После войны Адриано и Паола разошлись. Она осталась во Флоренции, жила на Фьезоланских холмах, а он – в Иврее. Он сохранил добрые отношения с Джино, они часто виделись, хотя Джино после войны с фабрики ушел и поступил на работу в Милане. Думаю, настоящих друзей у него, кроме Джино, было немного, потому что он остался верен дружбе и всему, что было знакомо ему с юношеских лет, к примеру, из писателей признавал в глубине души только Израэля Цангвилля. Но это ограничивалось только сферой чувств; во всем же, что касалось дела, он всегда был готов пересмотреть свои взгляды, испытывал новое, более совершенное оборудование; ему казалось, что все его новшества устаревают уже в процессе внедрения; это роднило Адриано с издателем, который тоже постоянно был готов отправить на свалку то, что вчера сам нашел и создал; пребывая в вечном нетерпении, недовольстве собой, он превыше всего ставил поиск, и ничто не могло остановить его на этом пути: ни сознание былых побед, ни сомнения окружающих, которые привыкли к старому
Я теперь тоже работала в издательстве. Отец всячески одобрял и само издательство, и мою работу, мать же, напротив, относилась к этому с недоверием. Она считала, что обстановка в издательстве слишком левая: после войны она стала бояться коммунистических идей, о чем раньше даже не задумывалась. Социализму Ненни она тоже не доверяла, потому что он, по ее мнению, был близок к коммунизму; она предпочитала идеи Сарагата, но и то не без оговорок, потому что, как она утверждала, у «Сарагата уж слишком непроницаемое лицо».
– Турати! Биссолати! Кулишова! Вот это были люди! А нынешняя политика мне совсем не нравится!
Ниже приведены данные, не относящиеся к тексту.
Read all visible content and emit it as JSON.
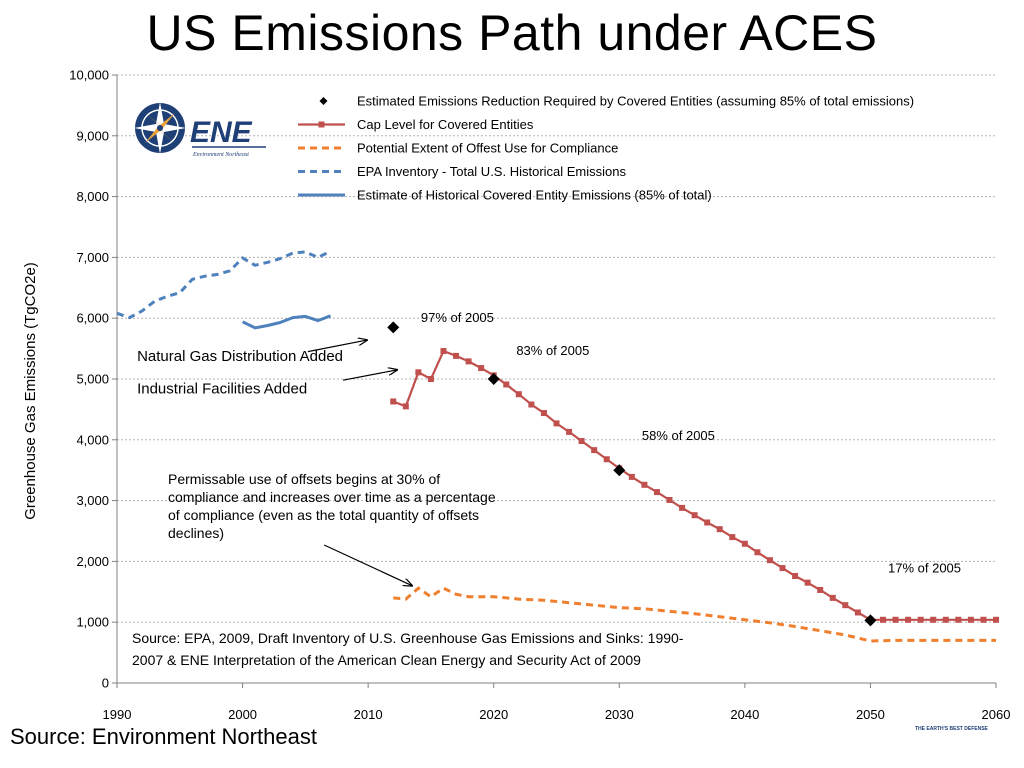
{
  "page": {
    "title": "US Emissions Path under ACES",
    "footer_source": "Source: Environment Northeast",
    "logo_text": "ENE",
    "logo_subtext": "Environment Northeast",
    "tiny_mark": "THE EARTH'S BEST DEFENSE"
  },
  "chart_data": {
    "type": "line",
    "title": "US Emissions Path under ACES",
    "ylabel": "Greenhouse Gas Emissions (TgCO2e)",
    "xlabel": "",
    "xlim": [
      1990,
      2060
    ],
    "ylim": [
      0,
      10000
    ],
    "x_ticks": [
      1990,
      2000,
      2010,
      2020,
      2030,
      2040,
      2050,
      2060
    ],
    "y_ticks": [
      0,
      1000,
      2000,
      3000,
      4000,
      5000,
      6000,
      7000,
      8000,
      9000,
      10000
    ],
    "y_tick_labels": [
      "0",
      "1,000",
      "2,000",
      "3,000",
      "4,000",
      "5,000",
      "6,000",
      "7,000",
      "8,000",
      "9,000",
      "10,000"
    ],
    "grid": "horizontal-dashed",
    "legend_position": "top-right",
    "series": [
      {
        "key": "epa",
        "name": "EPA Inventory  - Total U.S. Historical Emissions",
        "style": "dashed",
        "color": "#4f81bd",
        "points": [
          [
            1990,
            6080
          ],
          [
            1991,
            6010
          ],
          [
            1992,
            6120
          ],
          [
            1993,
            6280
          ],
          [
            1994,
            6360
          ],
          [
            1995,
            6420
          ],
          [
            1996,
            6640
          ],
          [
            1997,
            6690
          ],
          [
            1998,
            6720
          ],
          [
            1999,
            6780
          ],
          [
            2000,
            6990
          ],
          [
            2001,
            6870
          ],
          [
            2002,
            6920
          ],
          [
            2003,
            6980
          ],
          [
            2004,
            7070
          ],
          [
            2005,
            7090
          ],
          [
            2006,
            7000
          ],
          [
            2007,
            7100
          ]
        ]
      },
      {
        "key": "covered",
        "name": "Estimate of Historical Covered Entity Emissions (85% of total)",
        "style": "solid",
        "color": "#4f81bd",
        "points": [
          [
            2000,
            5940
          ],
          [
            2001,
            5840
          ],
          [
            2002,
            5880
          ],
          [
            2003,
            5930
          ],
          [
            2004,
            6010
          ],
          [
            2005,
            6030
          ],
          [
            2006,
            5960
          ],
          [
            2007,
            6040
          ]
        ]
      },
      {
        "key": "cap",
        "name": "Cap Level for Covered  Entities",
        "style": "solid-square-markers",
        "color": "#c0504d",
        "points": [
          [
            2012,
            4630
          ],
          [
            2013,
            4550
          ],
          [
            2014,
            5110
          ],
          [
            2015,
            5000
          ],
          [
            2016,
            5460
          ],
          [
            2017,
            5380
          ],
          [
            2018,
            5290
          ],
          [
            2019,
            5180
          ],
          [
            2020,
            5060
          ],
          [
            2021,
            4910
          ],
          [
            2022,
            4750
          ],
          [
            2023,
            4580
          ],
          [
            2024,
            4440
          ],
          [
            2025,
            4270
          ],
          [
            2026,
            4130
          ],
          [
            2027,
            3980
          ],
          [
            2028,
            3830
          ],
          [
            2029,
            3680
          ],
          [
            2030,
            3530
          ],
          [
            2031,
            3390
          ],
          [
            2032,
            3260
          ],
          [
            2033,
            3140
          ],
          [
            2034,
            3010
          ],
          [
            2035,
            2880
          ],
          [
            2036,
            2760
          ],
          [
            2037,
            2640
          ],
          [
            2038,
            2530
          ],
          [
            2039,
            2400
          ],
          [
            2040,
            2290
          ],
          [
            2041,
            2150
          ],
          [
            2042,
            2020
          ],
          [
            2043,
            1890
          ],
          [
            2044,
            1760
          ],
          [
            2045,
            1650
          ],
          [
            2046,
            1530
          ],
          [
            2047,
            1400
          ],
          [
            2048,
            1280
          ],
          [
            2049,
            1160
          ],
          [
            2050,
            1040
          ],
          [
            2051,
            1040
          ],
          [
            2052,
            1040
          ],
          [
            2053,
            1040
          ],
          [
            2054,
            1040
          ],
          [
            2055,
            1040
          ],
          [
            2056,
            1040
          ],
          [
            2057,
            1040
          ],
          [
            2058,
            1040
          ],
          [
            2059,
            1040
          ],
          [
            2060,
            1040
          ]
        ]
      },
      {
        "key": "offset",
        "name": "Potential Extent of Offest Use for Compliance",
        "style": "dashed",
        "color": "#f07f2e",
        "points": [
          [
            2012,
            1400
          ],
          [
            2013,
            1380
          ],
          [
            2014,
            1560
          ],
          [
            2015,
            1420
          ],
          [
            2016,
            1560
          ],
          [
            2017,
            1460
          ],
          [
            2018,
            1420
          ],
          [
            2019,
            1420
          ],
          [
            2020,
            1420
          ],
          [
            2022,
            1380
          ],
          [
            2024,
            1360
          ],
          [
            2026,
            1320
          ],
          [
            2028,
            1280
          ],
          [
            2030,
            1240
          ],
          [
            2032,
            1220
          ],
          [
            2034,
            1180
          ],
          [
            2036,
            1140
          ],
          [
            2038,
            1090
          ],
          [
            2040,
            1040
          ],
          [
            2042,
            990
          ],
          [
            2044,
            930
          ],
          [
            2046,
            860
          ],
          [
            2048,
            790
          ],
          [
            2050,
            690
          ],
          [
            2052,
            700
          ],
          [
            2055,
            700
          ],
          [
            2058,
            700
          ],
          [
            2060,
            700
          ]
        ]
      },
      {
        "key": "diamonds",
        "name": "Estimated Emissions Reduction Required by Covered  Entities (assuming 85% of total emissions)",
        "style": "diamond-markers",
        "color": "#000000",
        "points": [
          [
            2012,
            5850
          ],
          [
            2020,
            5000
          ],
          [
            2030,
            3500
          ],
          [
            2050,
            1030
          ]
        ]
      }
    ],
    "legend_order": [
      "diamonds",
      "cap",
      "offset",
      "epa",
      "covered"
    ],
    "annotations": {
      "pct_labels": [
        {
          "text": "97% of 2005",
          "x": 2014.2,
          "y": 6000
        },
        {
          "text": "83% of 2005",
          "x": 2021.8,
          "y": 5460
        },
        {
          "text": "58% of 2005",
          "x": 2031.8,
          "y": 4060
        },
        {
          "text": "17% of 2005",
          "x": 2051.4,
          "y": 1880
        }
      ],
      "arrows": [
        {
          "text": "Natural Gas Distribution Added",
          "text_x": 1991.6,
          "text_y": 5380,
          "from": [
            2005.2,
            5450
          ],
          "to": [
            2009.9,
            5640
          ]
        },
        {
          "text": "Industrial Facilities Added",
          "text_x": 1991.6,
          "text_y": 4840,
          "from": [
            2008.0,
            4980
          ],
          "to": [
            2012.3,
            5150
          ]
        }
      ],
      "offset_note": {
        "lines": [
          "Permissable use of offsets begins at 30% of",
          "compliance and increases over time as a percentage",
          "of compliance (even as the total quantity of offsets",
          "declines)"
        ],
        "arrow_from": [
          2006.5,
          2270
        ],
        "arrow_to": [
          2013.5,
          1600
        ]
      },
      "source_note": {
        "lines": [
          "Source: EPA, 2009, Draft Inventory of U.S. Greenhouse Gas Emissions and Sinks: 1990-",
          "2007 & ENE Interpretation of the American Clean Energy and Security Act of 2009"
        ]
      }
    }
  }
}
Мать по-прежнему навещала Паолу Каррару; та все так же сидела в своей маленькой гостиной в окружении игрушечных птичек, открыток и кукол и была все так же мрачна, ибо, как и мать, не любила коммунистов и боялась, что они захватят Италию. Ее сестра с мужем умерли, и ездить в Женеву ей стало не к кому; она больше не читала «Зурналь де Зенев» и не ждала конца фашизма и смерти Муссолини, так как и фашизм, и Муссолини канули в прошлое; поэтому все, что ей оставалось, – это сводить старые счеты с коммунистами и негодовать на то, что труды ее деверя Гульельмо Ферреро после свержения фашизма не были оценены в Италии по заслугам. Она больше никого не приглашала по вечерам в свой маленький салон: ее бывшие друзья-антифашисты все переехали в Рим и занимались там политикой; остались только мои родители да еще несколько человек, но и с ними она встречалась без прежней радости – считала «слишком левыми» всех, кроме матери; к концу вечера Паола обычно задремывала, угрюмо забившись в кресло в своем сером шелковом платье и вцепившись пальцами в серую шаль, связанную крючком.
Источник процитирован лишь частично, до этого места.